Example of a business dashboard

The beauty of business dashboards is they can be set up to answer questions about specific business processes and outcomes.

Dashboards pull relevant information into one place, enabling leaders to track performance and know when there is an issue or opportunity to follow-up.

In this example,  we show an example of how data related to sales, service and customer experience is gathered and presented in a way that’s easy to understand.

Pro_Services_01

Revenues and Forecasts

Every business must keep and eye on revenues. In this example, we have chosen to illustrate budget compared to ordered (sold) and invoiced. The forecasted sales are also easy to see. This information is available by month, period or quarter. Additional filters can be added, enabling users to filter information on individual, team or company-levels.

Customers

Here you can measure and track important KPIs related to customer acquisition, retention or other factors. Do you want to know if you are generating enough leads to make this quarter budget? Marketing and sales performance can be measured against a target, broken down per activity or customer segment, and tracked over time.

Customer Service

The example contains important performance measurements for a company offering email support by ticketing. If you also have a call center, these metrics can be displayed. Identifying difficult cases early, knowing how service representatives perform, and monitoring SLAs, helps you avoid frustrating situations and keep customers happy.

Customer Feedback and Net Promoter Score

Many businesses carefully collect customer feedback, but translating feedback into actions that improve customer experience is more of a challenge. That’s when drilling down into the information, or sending notifications to your colleagues about particularly good or bad feedback is useful.

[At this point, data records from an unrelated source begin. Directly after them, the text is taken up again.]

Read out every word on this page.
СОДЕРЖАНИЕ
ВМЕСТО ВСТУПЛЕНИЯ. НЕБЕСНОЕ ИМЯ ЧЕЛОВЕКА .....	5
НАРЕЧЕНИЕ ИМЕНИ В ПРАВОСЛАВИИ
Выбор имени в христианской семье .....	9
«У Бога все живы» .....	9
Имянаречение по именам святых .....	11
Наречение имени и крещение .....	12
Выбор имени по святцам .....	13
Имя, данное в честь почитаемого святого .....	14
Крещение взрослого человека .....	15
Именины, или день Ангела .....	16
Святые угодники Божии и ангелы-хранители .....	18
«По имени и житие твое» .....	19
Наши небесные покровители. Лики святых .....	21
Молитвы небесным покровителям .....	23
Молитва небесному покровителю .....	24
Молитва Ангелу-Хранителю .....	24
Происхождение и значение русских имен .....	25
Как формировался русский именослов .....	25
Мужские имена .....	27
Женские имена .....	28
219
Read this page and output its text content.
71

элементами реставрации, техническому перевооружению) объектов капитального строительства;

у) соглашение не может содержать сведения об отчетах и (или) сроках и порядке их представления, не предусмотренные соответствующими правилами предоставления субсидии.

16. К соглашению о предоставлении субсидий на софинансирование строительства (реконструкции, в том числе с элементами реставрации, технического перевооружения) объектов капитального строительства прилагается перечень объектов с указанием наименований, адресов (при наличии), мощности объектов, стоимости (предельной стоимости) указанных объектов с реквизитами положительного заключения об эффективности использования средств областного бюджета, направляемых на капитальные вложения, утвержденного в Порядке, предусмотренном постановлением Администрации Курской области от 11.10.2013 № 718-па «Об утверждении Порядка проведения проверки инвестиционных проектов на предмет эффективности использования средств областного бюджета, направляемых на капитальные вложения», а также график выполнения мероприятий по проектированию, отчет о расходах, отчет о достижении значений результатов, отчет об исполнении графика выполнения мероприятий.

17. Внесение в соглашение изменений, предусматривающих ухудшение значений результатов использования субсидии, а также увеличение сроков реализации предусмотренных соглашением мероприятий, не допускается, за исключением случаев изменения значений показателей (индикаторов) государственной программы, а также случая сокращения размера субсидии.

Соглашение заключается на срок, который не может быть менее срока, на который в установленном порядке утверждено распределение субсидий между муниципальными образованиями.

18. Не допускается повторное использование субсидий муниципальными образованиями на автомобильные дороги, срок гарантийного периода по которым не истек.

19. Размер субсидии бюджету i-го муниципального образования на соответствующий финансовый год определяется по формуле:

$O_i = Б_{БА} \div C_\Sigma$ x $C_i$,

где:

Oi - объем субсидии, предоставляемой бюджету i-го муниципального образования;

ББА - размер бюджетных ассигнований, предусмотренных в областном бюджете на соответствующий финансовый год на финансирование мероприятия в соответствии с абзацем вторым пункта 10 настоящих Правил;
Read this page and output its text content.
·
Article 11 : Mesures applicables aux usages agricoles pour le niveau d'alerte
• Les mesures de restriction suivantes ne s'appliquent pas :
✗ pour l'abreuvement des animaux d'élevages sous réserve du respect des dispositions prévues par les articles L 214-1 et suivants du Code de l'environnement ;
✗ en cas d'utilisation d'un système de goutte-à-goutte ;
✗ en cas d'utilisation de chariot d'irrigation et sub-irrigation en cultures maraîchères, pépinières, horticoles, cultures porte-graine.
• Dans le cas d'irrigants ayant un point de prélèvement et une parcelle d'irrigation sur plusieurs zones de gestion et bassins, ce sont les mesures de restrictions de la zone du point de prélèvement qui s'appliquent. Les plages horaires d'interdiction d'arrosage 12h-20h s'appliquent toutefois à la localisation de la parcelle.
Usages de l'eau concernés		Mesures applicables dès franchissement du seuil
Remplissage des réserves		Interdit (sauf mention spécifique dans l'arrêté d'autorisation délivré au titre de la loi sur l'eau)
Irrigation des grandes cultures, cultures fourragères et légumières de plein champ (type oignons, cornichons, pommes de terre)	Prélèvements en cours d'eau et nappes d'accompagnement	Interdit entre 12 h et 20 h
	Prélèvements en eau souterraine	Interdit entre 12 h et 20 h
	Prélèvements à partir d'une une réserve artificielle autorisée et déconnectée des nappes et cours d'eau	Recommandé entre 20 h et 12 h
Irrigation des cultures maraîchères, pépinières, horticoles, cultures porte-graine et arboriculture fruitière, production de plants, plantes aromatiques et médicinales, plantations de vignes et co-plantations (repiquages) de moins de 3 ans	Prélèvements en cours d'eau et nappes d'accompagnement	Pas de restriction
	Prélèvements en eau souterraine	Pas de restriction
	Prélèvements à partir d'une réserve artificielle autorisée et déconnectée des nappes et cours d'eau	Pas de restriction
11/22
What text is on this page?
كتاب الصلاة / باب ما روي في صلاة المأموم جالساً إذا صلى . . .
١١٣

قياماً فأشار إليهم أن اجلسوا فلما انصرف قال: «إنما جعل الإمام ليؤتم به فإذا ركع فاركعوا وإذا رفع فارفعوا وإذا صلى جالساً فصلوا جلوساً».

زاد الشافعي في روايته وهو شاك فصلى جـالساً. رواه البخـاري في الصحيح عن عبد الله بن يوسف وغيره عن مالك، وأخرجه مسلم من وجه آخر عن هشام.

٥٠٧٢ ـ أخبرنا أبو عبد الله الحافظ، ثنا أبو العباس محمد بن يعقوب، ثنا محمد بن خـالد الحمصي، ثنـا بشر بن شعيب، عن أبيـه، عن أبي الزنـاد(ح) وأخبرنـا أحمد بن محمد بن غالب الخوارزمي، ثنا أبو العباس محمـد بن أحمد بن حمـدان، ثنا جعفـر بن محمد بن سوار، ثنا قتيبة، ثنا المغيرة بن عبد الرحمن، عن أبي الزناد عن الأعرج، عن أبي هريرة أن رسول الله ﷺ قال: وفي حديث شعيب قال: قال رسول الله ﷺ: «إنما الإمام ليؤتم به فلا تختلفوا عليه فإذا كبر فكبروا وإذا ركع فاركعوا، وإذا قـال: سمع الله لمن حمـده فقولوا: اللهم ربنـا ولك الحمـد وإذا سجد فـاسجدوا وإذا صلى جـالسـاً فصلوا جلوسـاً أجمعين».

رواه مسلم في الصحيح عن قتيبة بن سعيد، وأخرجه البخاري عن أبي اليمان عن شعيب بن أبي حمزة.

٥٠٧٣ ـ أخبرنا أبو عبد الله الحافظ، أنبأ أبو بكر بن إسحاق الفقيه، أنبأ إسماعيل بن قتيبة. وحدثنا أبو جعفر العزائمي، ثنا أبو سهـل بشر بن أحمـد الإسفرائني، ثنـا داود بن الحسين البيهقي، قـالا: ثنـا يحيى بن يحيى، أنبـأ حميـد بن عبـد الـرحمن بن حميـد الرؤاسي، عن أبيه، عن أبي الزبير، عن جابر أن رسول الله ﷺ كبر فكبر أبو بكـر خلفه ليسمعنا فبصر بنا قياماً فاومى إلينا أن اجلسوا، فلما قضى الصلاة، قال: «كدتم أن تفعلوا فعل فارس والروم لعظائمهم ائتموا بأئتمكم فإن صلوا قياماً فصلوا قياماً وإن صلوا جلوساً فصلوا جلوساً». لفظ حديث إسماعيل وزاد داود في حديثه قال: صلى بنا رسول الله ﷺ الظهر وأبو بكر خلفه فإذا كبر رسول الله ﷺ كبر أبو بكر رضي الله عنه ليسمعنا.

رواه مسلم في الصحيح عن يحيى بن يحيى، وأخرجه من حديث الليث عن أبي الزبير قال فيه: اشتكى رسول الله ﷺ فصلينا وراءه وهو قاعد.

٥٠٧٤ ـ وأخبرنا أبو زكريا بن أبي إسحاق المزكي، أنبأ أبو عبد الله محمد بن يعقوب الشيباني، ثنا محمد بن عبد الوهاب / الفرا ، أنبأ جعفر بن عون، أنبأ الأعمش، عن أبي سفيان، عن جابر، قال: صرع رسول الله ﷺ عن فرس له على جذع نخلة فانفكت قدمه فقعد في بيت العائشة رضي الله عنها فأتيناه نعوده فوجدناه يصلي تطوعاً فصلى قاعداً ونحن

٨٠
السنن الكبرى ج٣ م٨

NPS in the above example is shown per customer segment. You can also track NPS during several months or a year to help steer overall direction. If you click on ‘View Comments’, a dashboard can show the open-ended comments that have been received. This way you can probe around for a clearer picture of what is driving customer experiences.

Conclusion

There’s no right or wrong way to set up a dashboard – adjustments can be made as you go. The important thing is to get started and get a feeling for how data can be used.